Art. 25 – Á Câmara terá comissões permanentes e especiais.

§ 1º - Às comissões permanentes, em razão da matéria de sua competência, cabe:

I – discutir e votar projeto de lei que dispensar, na forma do Regimento Interno, a competência do Plenário, salvo se houver recurso de um décimo dos membros da Casa;

II – realizar audiências públicas com entidades da sociedade civil;

III – Convocar o Secretário Municipal, Contador, Tesoureiro, Assessor ou Diretores Equivalentes para prestar informações sobre assuntos inerentes às suas atribuições.

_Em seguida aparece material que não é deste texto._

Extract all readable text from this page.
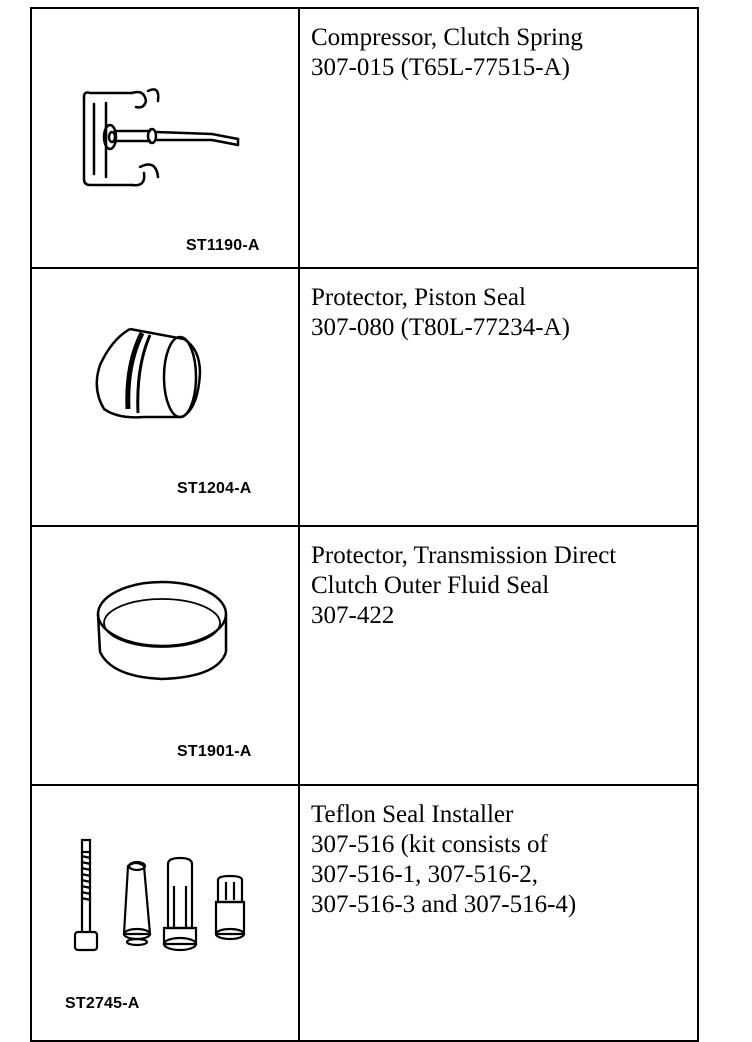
ST1190-A	Compressor, Clutch Spring
307-015 (T65L-77515-A)

ST1204-A	Protector, Piston Seal
307-080 (T80L-77234-A)

ST1901-A	Protector, Transmission Direct
Clutch Outer Fluid Seal
307-422

ST2745-A	Teflon Seal Installer
307-516 (kit consists of
307-516-1, 307-516-2,
307-516-3 and 307-516-4)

IV – receber petições, reclamações, representações ou queixas de qualquer pessoa, contra atos ou omissões das autoridades ou entidades públicas;

V – solicitar depoimento de qualquer autoridade ou cidadão;

VI – exercer, no âmbito de sua competência, a fiscalização dos atos do Executivo e da administração indireta.

§ 2º - As comissões especiais, criadas por deliberação do plenário, serão destinadas ao estudo de assuntos específicos e à representação da Câmara em congressos, solenidades ou outros atos públicos.

§ 3º - Na formação das comissões assegurar-se-á, tanto quanto possível, a representação proporcional dos Partidos ou dos blocos parlamentares que participem da Câmara.

§ 4º - As comissões parlamentares de inquérito, que terão poderes de investigação próprios das autoridades judiciais, além de outros previstos no Regimento Interno da Casa, serão criadas pela Câmara Municipal, mediante requerimento de um terço dos seus membros, para a apuração de fato determinado e por prazo certo, sendo suas conclusões, se for o caso, encaminhadas ao Ministério Público, para que promova a responsabilidade civil ou criminal dos infratores.

 

Art. 26 – A maioria, a minoria, as representações partidárias com número de membros superior a um décimo da composição da Casa e os blocos parlamentares terão líder e vice-líder.

§ 1º - A indicação dos líderes será feita em documento subscrito pelos membros das representações majoritárias, minoritárias, blocos parlamentares ou partidos políticos, à Mesa, nas vinte e quatro horas que se seguirem à instalação do primeiro período legislativo anual.

 

§ 2º - Os líderes indicarão os respectivos vice-líderes, dando conhecimento à Mesa da Câmara dessa indicação.

 

Art. 27 – Além de outras atribuições previstas no Regimento Interno, os líderes indicarão os representantes partidários nas comissões da Câmara.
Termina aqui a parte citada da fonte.